Стертость эта парадоксальным образом оборачивается с другой стороны (со стороны читателя) воображаемой полнотой. Писатель — абсолютный Другой, пишущий для меня Текст. Он идентичен своей роли (пишущая машина). Его желание можно уловить лишь пунктирно, как некую непристойность, запинку в произведении (декорации вдруг падают, и за ними обнаруживается автор, судорожно прикрывающий причинное место). Пример: в «Отверженных» Гюго пытается сублимировать любовь Козетты и Мариуса, но сам текст набегает на эту нарочитую чистоту и невинность.


Зачем?

Собственный вопрос автора — «Зачем я это пишу?» (во всех трех временах) ложится, так или иначе, на плечи читателя. В худшем случае — отраженным вопросом «Зачем я это прочел?».

Акт высказывания может оказаться неподъемным, когда на него делается чересчур большая ставка. Я не умею писать, как Х, значит, не имею права писать вообще. Какое сообщение нарушается воображаемыми отношениями (он-лучше-меня)? Что стоит за этой якобы самоотверженной самокритичностью? Не капризное ли желание заполучить Другого во что бы то ни стало, его расположение, расположить его к себе (расположиться в нем самому)? Но разве не этого хотят все — так или иначе — найти свой способ взаимодействия с Другим? Почему же порой я никак не могу расположиться, ворочаюсь с боку на бок, маюсь? Откуда берет начало бесплодная бессонница моего письма — бледное, усталое полотно листа, без единой строки? Именно тогда (и только тогда?) является это мучительное «зачем?». Пустая речь вместо полнокровного письма.


Вера

Барт: «Истина в том, что, — из ряда вон выходящий парадокс — я не перестаю верить, что любим. Я вижу в галлюцинациях то, чего желаю […] я верил, что страдаю от того, что не любим, а на самом деле я страдал из–за того, что верил, будто любим»[9].

Любовь — попрошайка, нищенка, она питается верой (не просто надеждой на счастливый конец). Когда место не хлебное, она уходит сама (искать другое место). Либо умирает с голоду, и тогда нужно еще и избавляться от тела, от Воображаемого.

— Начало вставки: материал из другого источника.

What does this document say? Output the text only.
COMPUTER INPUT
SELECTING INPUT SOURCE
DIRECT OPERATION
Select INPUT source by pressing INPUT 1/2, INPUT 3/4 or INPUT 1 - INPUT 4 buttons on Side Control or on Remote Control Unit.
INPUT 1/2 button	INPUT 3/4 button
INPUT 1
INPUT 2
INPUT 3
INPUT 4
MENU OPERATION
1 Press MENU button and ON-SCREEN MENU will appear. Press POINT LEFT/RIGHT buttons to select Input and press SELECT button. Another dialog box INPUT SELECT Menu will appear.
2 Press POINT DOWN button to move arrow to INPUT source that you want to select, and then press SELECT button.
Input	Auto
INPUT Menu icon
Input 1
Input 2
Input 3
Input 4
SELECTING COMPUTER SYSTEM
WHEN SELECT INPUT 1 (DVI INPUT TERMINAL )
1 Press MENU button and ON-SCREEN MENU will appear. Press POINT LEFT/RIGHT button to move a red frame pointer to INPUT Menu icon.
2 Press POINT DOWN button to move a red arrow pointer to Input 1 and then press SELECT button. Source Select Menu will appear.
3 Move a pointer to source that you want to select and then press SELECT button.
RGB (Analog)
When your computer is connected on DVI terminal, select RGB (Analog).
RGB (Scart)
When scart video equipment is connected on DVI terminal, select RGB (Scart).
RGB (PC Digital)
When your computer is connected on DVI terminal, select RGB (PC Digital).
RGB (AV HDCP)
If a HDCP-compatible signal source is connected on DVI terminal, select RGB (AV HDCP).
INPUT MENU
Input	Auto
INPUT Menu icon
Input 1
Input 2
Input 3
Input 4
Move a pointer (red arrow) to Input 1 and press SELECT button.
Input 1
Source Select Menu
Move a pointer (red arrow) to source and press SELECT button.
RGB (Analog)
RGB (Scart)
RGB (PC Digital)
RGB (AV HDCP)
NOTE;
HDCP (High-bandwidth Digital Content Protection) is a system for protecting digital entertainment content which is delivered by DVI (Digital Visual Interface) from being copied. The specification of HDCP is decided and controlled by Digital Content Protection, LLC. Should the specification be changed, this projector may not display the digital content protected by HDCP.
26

Автору тоже нужна вера. Вера в то, что ему хватит сил (вдохновения, как чего-то внешнего, получаемого в дар от другого) не остановиться на полпути и поставить точку (в терминах влюбленного — заполучить наконец свой объект?).


Черный квадрат

Можно любить в стороне и писать вполоборота — любимый и читатель не обременены моим пристальным взглядом, взглядом музейного смотрителя, они могут спокойно осваиваться в предложенном им пространстве, пространстве моего желания — разглядывать черный квадрат моего смирения в белом обрамлении веры, с трещинками лукавства. Они, возможно, думают: «Я могу намалевать так же». Но: «Я смотрю на твое и оно чарует своей расточительной сдержанностью и… бессмысленностью?». Это неоправданно дорого. Другой недоумевает. Но все–таки он здесь.


Эрисихтон

Нескончаемая «секреция букв». Я с тоской думаю о том, что писательство ничего не разрешает. Чем больше я царапаю бумагу, тем сильнее мой зуд. Иногда (излишне драматизируя?) я представляю себя Эрисихтоном, рвущим зубами свое тело от неутолимого голода. Кара богов за срубленный дуб Деметры (а сколько переработанных деревьев ушло бы на мою дерзость?).

Мельман: «Не является ли писательство одним из способов наслаждаться тем, что исторгается из тела?»[10]. В каком-то смысле писатель подобен наркозависимому или алкоголику (добавим, и Эрисихтону) наслаждающемуся собственным телом, пожирающему себя самого.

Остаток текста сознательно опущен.